No es que “izquierda” y “derecha” nombren identidades predeterminadas, fijadas de una vez y para siempre en un “ser” o un “pertenecer” homogéneo y clausurado por una definición unívoca. “Izquierda” y “derecha” designan, más bien, ubicaciones móviles, contingentes, relacionales en el mapa de las ideologías culturales. La principal división entre “derecha” e “izquierda” (entendidos como nombres prestados o como identificaciones tácticas) se traza con base en la siguiente frontera: la que separa a quienes, por un lado, admiten que no hay construcción social sin antagonismos de poder ni disputas hegemónicas y quienes, por otro, buscan neutralizar los conflictos históricos bajo la figura –desideologizante– de la pospolítica como simple instrumento técnico de planificación y administración de lo social. Tiene razón el investigador chileno Fernando Atria cuando sugiere que “la distinción izquierda/derecha puede plantearse como una distinción entre politización/despolitización”. Si se tiene en claro esto último, uno puede empezar a preguntarse qué hacer. O sea, qué hacer últimamente con Yamandú Orsi y Pepe Mujica, quienes ven en Manini un posible aliado frente a determinados temas, aunque hasta ahora no se haya especificado bien qué temas.

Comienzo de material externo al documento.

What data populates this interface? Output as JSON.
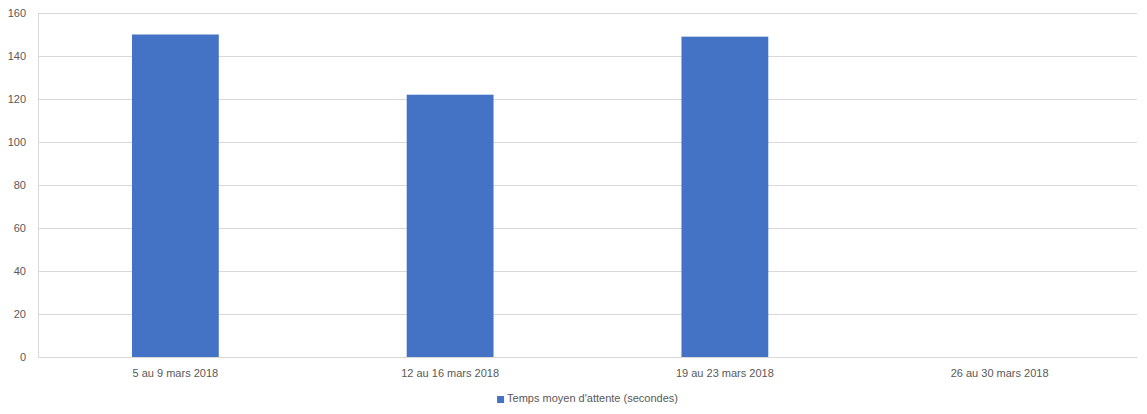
{
  "chart_data": {
    "type": "bar",
    "categories": [
      "5 au 9 mars 2018",
      "12 au 16 mars 2018",
      "19 au 23 mars 2018",
      "26 au 30 mars 2018"
    ],
    "series": [
      {
        "name": "Temps moyen d'attente (secondes)",
        "color": "#4472c4",
        "values": [
          150,
          122,
          149,
          null
        ]
      }
    ],
    "ylim": [
      0,
      160
    ],
    "yticks": [
      0,
      20,
      40,
      60,
      80,
      100,
      120,
      140,
      160
    ],
    "grid": true,
    "legend": "bottom"
  }
}
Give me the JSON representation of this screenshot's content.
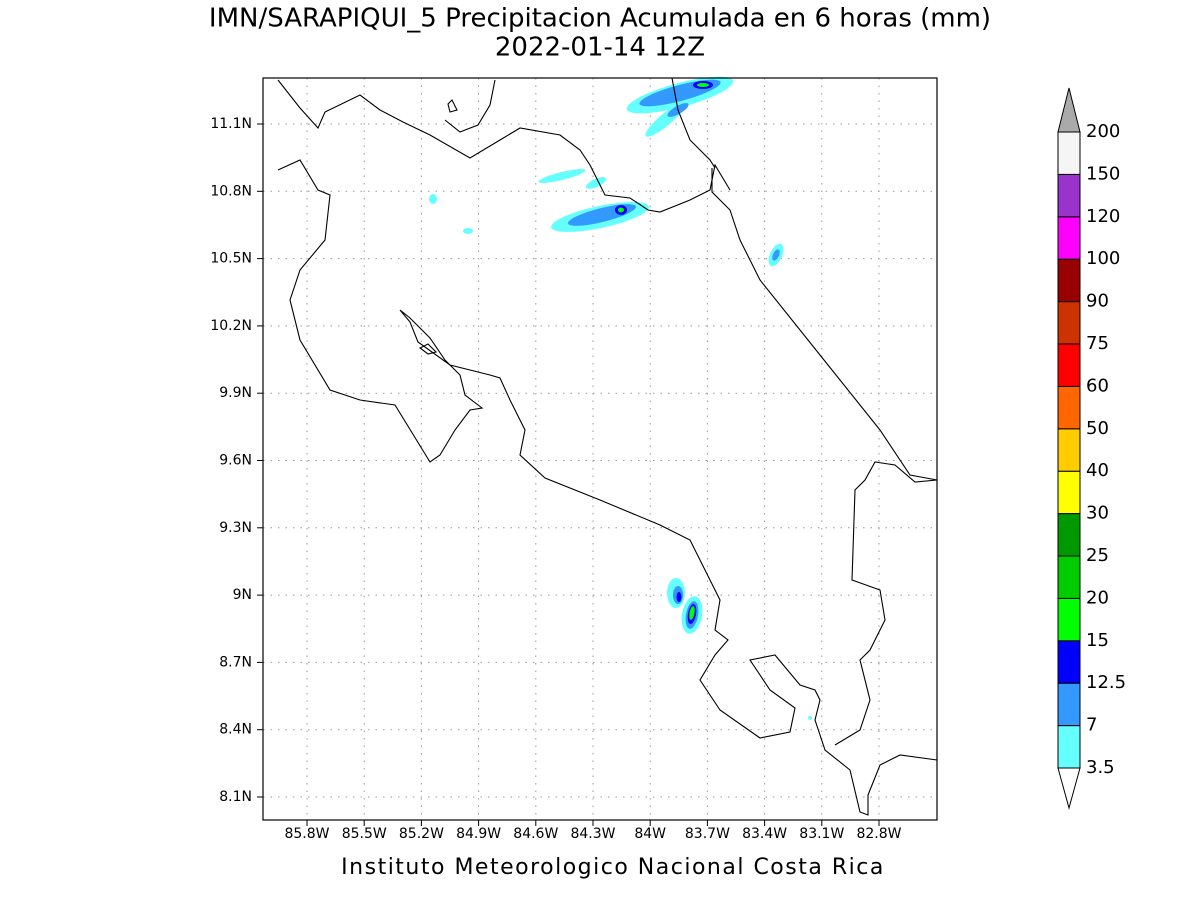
{
  "map": {
    "title": "IMN/SARAPIQUI_5 Precipitacion Acumulada en 6 horas (mm)",
    "subtitle": "2022-01-14 12Z",
    "footer": "Instituto Meteorologico Nacional Costa Rica",
    "lon_ticks": [
      "85.8W",
      "85.5W",
      "85.2W",
      "84.9W",
      "84.6W",
      "84.3W",
      "84W",
      "83.7W",
      "83.4W",
      "83.1W",
      "82.8W"
    ],
    "lat_ticks": [
      "11.1N",
      "10.8N",
      "10.5N",
      "10.2N",
      "9.9N",
      "9.6N",
      "9.3N",
      "9N",
      "8.7N",
      "8.4N",
      "8.1N"
    ],
    "colorbar": {
      "levels": [
        3.5,
        7,
        12.5,
        15,
        20,
        25,
        30,
        40,
        50,
        60,
        75,
        90,
        100,
        120,
        150,
        200
      ],
      "colors": [
        "#66ffff",
        "#3399ff",
        "#0000ff",
        "#00ff00",
        "#00cc00",
        "#009900",
        "#ffff00",
        "#ffcc00",
        "#ff6600",
        "#ff0000",
        "#cc3300",
        "#990000",
        "#ff00ff",
        "#9933cc",
        "#f5f5f5"
      ],
      "under_color": "#ffffff",
      "over_color": "#aaaaaa"
    }
  }
}
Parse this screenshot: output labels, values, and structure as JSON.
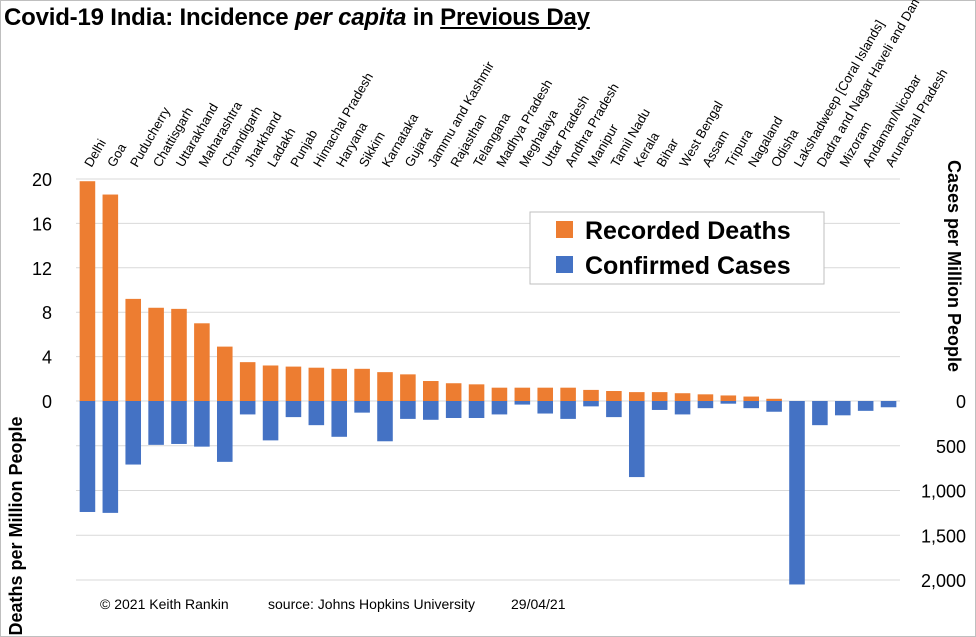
{
  "chart_data": {
    "type": "bar",
    "title": {
      "part1": "Covid-19 India: Incidence ",
      "part2": "per capita",
      "part3": " in ",
      "part4": "Previous Day"
    },
    "categories": [
      "Delhi",
      "Goa",
      "Puducherry",
      "Chattisgarh",
      "Uttarakhand",
      "Maharashtra",
      "Chandigarh",
      "Jharkhand",
      "Ladakh",
      "Punjab",
      "Himachal Pradesh",
      "Haryana",
      "Sikkim",
      "Karnataka",
      "Gujarat",
      "Jammu and Kashmir",
      "Rajasthan",
      "Telangana",
      "Madhya Pradesh",
      "Meghalaya",
      "Uttar Pradesh",
      "Andhra Pradesh",
      "Manipur",
      "Tamil Nadu",
      "Kerala",
      "Bihar",
      "West Bengal",
      "Assam",
      "Tripura",
      "Nagaland",
      "Odisha",
      "Lakshadweep [Coral Islands]",
      "Dadra and Nagar Haveli and Daman",
      "Mizoram",
      "Andaman/Nicobar",
      "Arunachal Pradesh"
    ],
    "series": [
      {
        "name": "Recorded Deaths",
        "color": "#ED7D31",
        "axis": "Deaths per Million People",
        "values": [
          19.8,
          18.6,
          9.2,
          8.4,
          8.3,
          7.0,
          4.9,
          3.5,
          3.2,
          3.1,
          3.0,
          2.9,
          2.9,
          2.6,
          2.4,
          1.8,
          1.6,
          1.5,
          1.2,
          1.2,
          1.2,
          1.2,
          1.0,
          0.9,
          0.8,
          0.8,
          0.7,
          0.6,
          0.5,
          0.4,
          0.2,
          0,
          0,
          0,
          0,
          0
        ]
      },
      {
        "name": "Confirmed Cases",
        "color": "#4472C4",
        "axis": "Cases per Million People",
        "values": [
          1240,
          1250,
          710,
          490,
          480,
          510,
          680,
          150,
          440,
          180,
          270,
          400,
          130,
          450,
          200,
          210,
          190,
          190,
          150,
          40,
          140,
          200,
          60,
          180,
          850,
          100,
          150,
          80,
          30,
          80,
          120,
          2050,
          270,
          160,
          110,
          70
        ]
      }
    ],
    "y_left": {
      "label": "Deaths per Million People",
      "ticks": [
        "0",
        "4",
        "8",
        "12",
        "16",
        "20"
      ],
      "ylim": [
        0,
        20
      ]
    },
    "y_right": {
      "label": "Cases per Million People",
      "ticks": [
        "0",
        "500",
        "1,000",
        "1,500",
        "2,000"
      ],
      "ylim": [
        0,
        2000
      ]
    },
    "grid": true,
    "legend": {
      "placement": "top-right"
    },
    "footer": {
      "copyright": "© 2021  Keith  Rankin",
      "source": "source:  Johns  Hopkins  University",
      "date": "29/04/21"
    }
  }
}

Sobre la derechización de algunas de las vertientes mayoritarias del Frente se ha hablado bastante, en especial del Mpp, aunque me pregunto si lo suficiente. No cuesta gran cosa hacer un breve recorrido histórico de los últimos tres períodos para ver los grados de connivencia con el núcleo duro del Ejército o su discurso securitario. Desde la instauración en 2007 del 14 de abril como el Día del Nunca Más Uruguayos contra Uruguayos, por parte de Vázquez y Bordaberry, consolidando de ese modo la “teoría de los dos demonios”, hasta las declaraciones de Mujica con aquello de que no quería “viejitos presos”. Desde la extrema profesionalización de las fuerzas represivas, aumentando de manera notoria el presupuesto del Ministerio del Interior y otorgándoles mayor nivel tecnológico y logístico (por ejemplo, con El Guardián, un refinadísimo programa de espionaje cibernético, y el sistema de cámaras de vigilancia de la zona metropolitana), hasta los megaoperativos de saturación en los barrios pobres como el Marconi y los casos de gatillo fácil (pensemos en el caso emblemático y nada aislado del asesinato de Sergio Lemos). Desde la criminalización de la protesta social, como sucedió a partir de las luchas educativas de 2013 y 2015, con detenciones irregulares de militantes y la represión en el Codicen, hasta la reinstauración del decreto antipiquete en 2016 y la creación en 2018 del Sistema Nacional de Inteligencia del Estado, en el que, al unificar todos los organismos, se potencia de manera insospechada su capacidad operativa. Con semejante mar de fondo, las declaraciones de Mujica y Orsi en plena campaña electoral terminan legitimando una serie de deudas institucionales que colaboran con el creciente descrédito de un discurso que se pretende renovador frente a las propuestas más cavernarias de su vereda de enfrente.
Manini encarna, en su figura pública, la impunidad de Gavazzo, el estancamiento del proceso de búsqueda de desaparecidos, la parálisis (y en algunos casos el retroceso) de las denuncias presentadas en la justicia, el robo y las constantes amenazas al Grupo de Investigación en Arqueología Forense del Uruguay (Giaf), la promesa de una ya extrema judicialización de lo político –la forma más inquisitorial de despolitización– que se ha vuelto moneda corriente en el contexto regional.
Alguien propuso, con ironía, que para las internas del Frente habría que llamar a Marie Kondo. Yo estoy tentado de proponerlo sin ironía alguna.